Well am I getting paranoid

or maybe superstition is making me feel this way

checking in, checking out

I seem to do it every day.

Status Quo ‘Like a Zombie’ 2002 ‘ Rock Til You Drop’ Album

 

One of the most important and neglected skills in interpersonal communication is ‘checking’. So many arguments and difficulties between people are based on inaccurate perception of information; prejudiced assumptions; simple misunderstandings; and wrong interpretations. This can lead to much hurt and anger as arguments escalate out of control. Once the emotional reactions begin to prevent rational, clear, and accurate discussion then problem solving becomes almost impossible. 

‘Checking’ can take place very early in a discussion where there is apparent disagreement or conflict. For example, the questions ‘Can I check my assumptions about what you are saying?’ or ‘ Can I check whether I have understood you accurately?’ can precede a paraphrasing of what is thought to have been said or meant. This can clarify quickly a potential argument based on a false premise. Too often the argument has already escalated before this step has been taken. Sometimes the discussion is badly timed where one party is unprepared. Sometimes when one is wanting to initiate a request for sharing or for some wanted action or agreement it can be useful to precede the discussion with the checking question ‘Is this a good time for you to discuss x,y,or z.?’ If it not a good time, make a mutually suitable time to have the discussion. This can prevent one party feeling ambushed. It also can allow time for preparation of thoughts and a co-operative attitude. It is often useful in an intimate relationship to schedule a  ‘checking meeting’  regularly at a fixed interval to have automatic opportunities to deal with new, unfinished or unresolved business.

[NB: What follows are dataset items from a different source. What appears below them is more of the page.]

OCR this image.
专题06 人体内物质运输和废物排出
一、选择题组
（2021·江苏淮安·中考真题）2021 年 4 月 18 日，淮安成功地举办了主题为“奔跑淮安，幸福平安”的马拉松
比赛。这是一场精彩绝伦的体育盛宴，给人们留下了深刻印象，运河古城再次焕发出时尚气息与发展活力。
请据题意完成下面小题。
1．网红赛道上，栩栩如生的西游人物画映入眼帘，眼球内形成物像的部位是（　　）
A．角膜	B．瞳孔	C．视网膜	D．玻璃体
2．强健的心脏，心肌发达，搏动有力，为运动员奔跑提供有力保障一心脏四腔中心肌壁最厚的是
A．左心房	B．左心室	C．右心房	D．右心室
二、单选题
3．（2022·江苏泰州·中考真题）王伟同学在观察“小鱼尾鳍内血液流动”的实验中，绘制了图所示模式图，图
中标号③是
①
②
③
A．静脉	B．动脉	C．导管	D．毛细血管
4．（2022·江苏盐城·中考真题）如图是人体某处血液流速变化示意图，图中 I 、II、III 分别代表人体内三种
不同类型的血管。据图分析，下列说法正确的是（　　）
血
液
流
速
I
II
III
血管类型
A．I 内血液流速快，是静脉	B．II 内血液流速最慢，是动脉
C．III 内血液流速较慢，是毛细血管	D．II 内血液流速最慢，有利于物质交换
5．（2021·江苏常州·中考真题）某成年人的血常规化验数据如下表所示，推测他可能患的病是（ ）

In some cases where there is an established disagreement in what is wanted by each party then a useful checking question could be ‘ What would it take to solve this problem and move forward ?’ or ‘ I was wondering if a compromise solution might be x, y, or z ?’ as a starting point for a resolution process. In situations where there is no disagreement but an absence of response (i.e. to an email; voicemail; or feeling ignored in some social situation, with another individual or group ) it can be useful to clarify with a checking question. Instead of harbouring lingering feelings of rejection or assumptions about negative feelings, the situation can be confronted. Rather than running  with an assumed story which can become self fulfilling, it may be best to check with a direct question like ‘ have I offended you inadvertently?’ If there is no problem the other is alerted to your feelings and may provide a different explanation. Alternatively, if there is a problem the issue can be ventilated and explored allowing the potential for problem solving.

This process invites a sort of intimacy in sharing. There seems little point in doing this with someone with whom you don’t want to be intimate. This may be someone you don’t see very often or is not important in your life.